School Lunch Yarn Ball | Teen Ink

School Lunch Yarn Ball

October 17, 2010
By Irrelevancy BRONZE, San Francisco, California
Irrelevancy BRONZE, San Francisco, California
4 articles 0 photos 0 comments

The sandwiches were packed in red and white, pretty plastic tupperware. Every morning, I would bring one to school without fail, encased in a hot pink Bratz lunch bag. I would stuff it into a cubbyhole along with my Limited Too windbreaker, where it would be forgotten until lunchtime rolls around, and I'd eagerly peel open the top to the shining glory of the sandwich within.

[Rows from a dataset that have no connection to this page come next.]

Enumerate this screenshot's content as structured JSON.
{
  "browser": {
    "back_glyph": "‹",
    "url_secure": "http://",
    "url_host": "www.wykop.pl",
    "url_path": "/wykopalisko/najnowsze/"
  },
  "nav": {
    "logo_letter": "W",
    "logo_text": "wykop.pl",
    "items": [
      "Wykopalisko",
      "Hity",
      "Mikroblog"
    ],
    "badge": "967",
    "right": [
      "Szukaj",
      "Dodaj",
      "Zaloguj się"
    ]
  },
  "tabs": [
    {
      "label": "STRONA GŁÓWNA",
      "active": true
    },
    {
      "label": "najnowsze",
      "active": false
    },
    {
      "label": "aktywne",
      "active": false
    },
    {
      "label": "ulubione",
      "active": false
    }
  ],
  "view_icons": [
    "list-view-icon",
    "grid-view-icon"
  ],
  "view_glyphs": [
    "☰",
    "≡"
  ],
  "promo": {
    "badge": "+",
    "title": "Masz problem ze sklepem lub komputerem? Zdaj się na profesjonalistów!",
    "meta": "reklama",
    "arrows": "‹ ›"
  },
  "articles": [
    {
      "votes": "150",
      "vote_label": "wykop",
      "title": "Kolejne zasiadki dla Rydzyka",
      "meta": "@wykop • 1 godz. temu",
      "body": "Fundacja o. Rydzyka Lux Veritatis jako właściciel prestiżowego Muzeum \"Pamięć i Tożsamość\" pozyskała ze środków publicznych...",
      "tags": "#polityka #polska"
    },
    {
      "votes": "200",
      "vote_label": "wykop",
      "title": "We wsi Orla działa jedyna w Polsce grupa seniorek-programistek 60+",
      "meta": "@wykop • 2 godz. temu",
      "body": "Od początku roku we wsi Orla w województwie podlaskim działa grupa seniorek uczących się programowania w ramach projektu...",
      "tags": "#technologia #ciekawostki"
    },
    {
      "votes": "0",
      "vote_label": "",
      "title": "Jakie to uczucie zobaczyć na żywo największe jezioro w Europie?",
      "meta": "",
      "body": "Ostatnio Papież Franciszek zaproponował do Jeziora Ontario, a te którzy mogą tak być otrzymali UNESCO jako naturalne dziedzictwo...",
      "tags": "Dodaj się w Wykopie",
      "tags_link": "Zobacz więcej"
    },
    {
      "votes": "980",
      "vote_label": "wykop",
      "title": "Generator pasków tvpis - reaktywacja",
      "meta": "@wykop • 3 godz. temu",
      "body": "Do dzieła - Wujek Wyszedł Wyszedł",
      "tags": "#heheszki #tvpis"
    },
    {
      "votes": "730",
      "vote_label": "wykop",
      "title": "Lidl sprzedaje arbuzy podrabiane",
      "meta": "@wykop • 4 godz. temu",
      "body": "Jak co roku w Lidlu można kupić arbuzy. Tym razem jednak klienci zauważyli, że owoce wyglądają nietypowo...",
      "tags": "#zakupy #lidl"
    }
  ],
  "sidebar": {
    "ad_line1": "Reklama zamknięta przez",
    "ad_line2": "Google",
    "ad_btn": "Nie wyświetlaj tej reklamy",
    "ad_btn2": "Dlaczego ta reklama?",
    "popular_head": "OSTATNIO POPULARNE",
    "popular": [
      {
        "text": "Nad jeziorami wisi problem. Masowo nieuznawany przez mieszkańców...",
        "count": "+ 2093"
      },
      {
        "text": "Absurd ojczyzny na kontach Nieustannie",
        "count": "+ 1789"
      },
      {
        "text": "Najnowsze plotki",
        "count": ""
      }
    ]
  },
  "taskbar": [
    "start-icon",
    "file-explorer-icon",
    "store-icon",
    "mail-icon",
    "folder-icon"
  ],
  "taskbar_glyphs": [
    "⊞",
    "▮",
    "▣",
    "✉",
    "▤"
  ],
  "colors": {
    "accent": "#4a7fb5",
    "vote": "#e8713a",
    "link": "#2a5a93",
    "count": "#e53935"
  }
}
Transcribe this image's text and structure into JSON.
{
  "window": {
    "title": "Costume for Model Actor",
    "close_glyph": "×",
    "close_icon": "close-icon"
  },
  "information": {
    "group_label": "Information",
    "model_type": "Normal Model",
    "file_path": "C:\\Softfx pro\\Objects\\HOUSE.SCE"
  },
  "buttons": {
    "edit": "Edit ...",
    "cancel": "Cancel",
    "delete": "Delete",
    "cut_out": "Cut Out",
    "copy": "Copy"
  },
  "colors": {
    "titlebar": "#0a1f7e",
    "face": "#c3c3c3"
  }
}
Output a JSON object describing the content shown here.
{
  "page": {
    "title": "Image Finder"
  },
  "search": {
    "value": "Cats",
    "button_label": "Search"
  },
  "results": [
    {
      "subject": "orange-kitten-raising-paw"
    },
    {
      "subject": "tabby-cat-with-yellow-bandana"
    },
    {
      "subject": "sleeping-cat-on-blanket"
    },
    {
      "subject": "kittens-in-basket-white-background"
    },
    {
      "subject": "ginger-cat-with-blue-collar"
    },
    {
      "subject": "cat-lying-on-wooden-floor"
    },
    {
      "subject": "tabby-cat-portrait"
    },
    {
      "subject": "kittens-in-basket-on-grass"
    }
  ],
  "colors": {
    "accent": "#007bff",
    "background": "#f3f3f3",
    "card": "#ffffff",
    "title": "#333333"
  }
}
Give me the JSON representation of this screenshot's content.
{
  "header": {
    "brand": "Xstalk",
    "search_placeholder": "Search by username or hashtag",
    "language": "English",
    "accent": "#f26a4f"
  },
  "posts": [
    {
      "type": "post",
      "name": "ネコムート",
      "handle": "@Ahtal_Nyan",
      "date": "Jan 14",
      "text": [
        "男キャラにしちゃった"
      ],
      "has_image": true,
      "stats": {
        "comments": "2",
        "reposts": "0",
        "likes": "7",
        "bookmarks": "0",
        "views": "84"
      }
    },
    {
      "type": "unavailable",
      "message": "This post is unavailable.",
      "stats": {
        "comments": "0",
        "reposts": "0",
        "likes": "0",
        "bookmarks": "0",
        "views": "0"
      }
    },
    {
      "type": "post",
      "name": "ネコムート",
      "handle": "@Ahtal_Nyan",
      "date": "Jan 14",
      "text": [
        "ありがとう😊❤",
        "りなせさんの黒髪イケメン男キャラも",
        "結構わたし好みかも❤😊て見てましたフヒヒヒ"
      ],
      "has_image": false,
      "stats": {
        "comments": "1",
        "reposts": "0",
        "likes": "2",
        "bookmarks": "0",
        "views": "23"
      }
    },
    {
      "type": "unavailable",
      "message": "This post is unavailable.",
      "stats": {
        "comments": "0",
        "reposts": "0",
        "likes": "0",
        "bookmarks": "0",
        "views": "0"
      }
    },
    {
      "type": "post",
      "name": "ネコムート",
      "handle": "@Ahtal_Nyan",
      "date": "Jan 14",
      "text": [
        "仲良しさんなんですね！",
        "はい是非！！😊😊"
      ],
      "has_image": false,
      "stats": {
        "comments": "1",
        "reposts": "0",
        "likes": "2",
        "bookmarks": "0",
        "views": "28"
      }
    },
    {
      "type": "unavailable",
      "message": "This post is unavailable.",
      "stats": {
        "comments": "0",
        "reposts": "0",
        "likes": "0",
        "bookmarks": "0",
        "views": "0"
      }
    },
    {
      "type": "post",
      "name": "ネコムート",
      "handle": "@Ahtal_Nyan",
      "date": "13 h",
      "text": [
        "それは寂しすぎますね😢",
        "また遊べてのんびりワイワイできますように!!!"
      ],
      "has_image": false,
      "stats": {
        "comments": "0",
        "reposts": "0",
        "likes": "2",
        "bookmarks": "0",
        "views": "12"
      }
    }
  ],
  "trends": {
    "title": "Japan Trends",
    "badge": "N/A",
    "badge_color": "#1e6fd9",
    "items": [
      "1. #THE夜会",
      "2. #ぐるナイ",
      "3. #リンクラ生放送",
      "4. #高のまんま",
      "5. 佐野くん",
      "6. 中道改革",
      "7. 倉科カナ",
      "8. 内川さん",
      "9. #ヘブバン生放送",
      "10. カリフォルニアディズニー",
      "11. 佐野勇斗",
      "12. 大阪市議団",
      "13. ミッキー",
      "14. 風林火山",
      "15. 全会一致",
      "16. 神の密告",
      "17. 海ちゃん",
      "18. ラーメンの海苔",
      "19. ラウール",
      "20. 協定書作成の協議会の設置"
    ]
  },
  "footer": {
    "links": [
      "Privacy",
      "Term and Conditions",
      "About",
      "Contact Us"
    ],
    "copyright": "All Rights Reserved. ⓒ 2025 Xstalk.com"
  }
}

Sometimes, it was the picture-perfect Sara Lee White Bread commercial sandwich. The bread would be like the moon—its artfully cratered surface pulsing with a demure glow, the edges sliced to clean perfection. Beside it, the speckled stars that were the sandwiches of others—bologna, ham and cheese, peanut butter and banana—were candlelights against my disco ball. They stood no chance. The scenery for that lunchtime would be gorgeous; pretty little girls with their blonde hair in pigtails, expressions as green as the peaceful rolling plains of Eden.

Other times, though, my sandwich would barely pass for the definition of one. The wrong brand of turkey, like a serial killer, would have drowned half your population in bread by the time you took notice. The other half that hasn't fallen into the evil slabs of Oscar Mayer cold cut would be positively shrieking in contempt at the stench of the killer turkey being drowned in mayonnaise. The meat has paled so much, it melted into the graves of the bread, visible through the opaque mayonnaise that had warmed and morphed into some catastrophic clusterfuck, waiting to implode in your stomach and empty you from the inside out. These were the embarrassing lunches, and I would often find myself chatting aimlessly and endlessly about the first thing I saw, in a vague attempt to distract my friends from the lack of aesthetics, eloquence, and pure edibility in my sandwich.

I've always prided myself in the knowledge that these chain of events—good sandwich, good sandwich, hell in tupperware—was the starting point of my career as a writer (career being an extremely loose term). I can't help but think, as I look back on elementary school, what would've happened to me if I was one of those kids that everyone swarmed at lunchtime because he or she had the Lunchable Nachos everyday, or one in the little trios sitting in a miraculously octagonal shape on the floor with backpacks and school lunches strewn between them. Would Lunchables make you popular, or just spread your name more as the Rich dork with good food? In taking school lunches, would I pursue a career in the school system in order to improve them, or would I be permanently traumatized by gelatinous chunks in the sun-warmed milk and swear off dealing with kids altogether? A giant plethora of elementary school roads pertaining to school lunches rumbles and rolls through everybody's lives at one point, but there is always just one string that we can grab and hold onto for dear life because for all the changes you might make along the way, that string is there to stay, whether it's threaded between your fingers or latched to the back of your pants. I was among the lucky ones, that I should be happy with the outcome of my lunches. So all I can really say is, choose your favorite flavored string and don't be afraid to switch while you're still on the ground.

The author's comments:
This is a piece that simply talks about what every student that went through elementary, middle, sometimes even high school must go or have went through. Somehow, a little thing like school lunches basically outlines our entire lives in the future.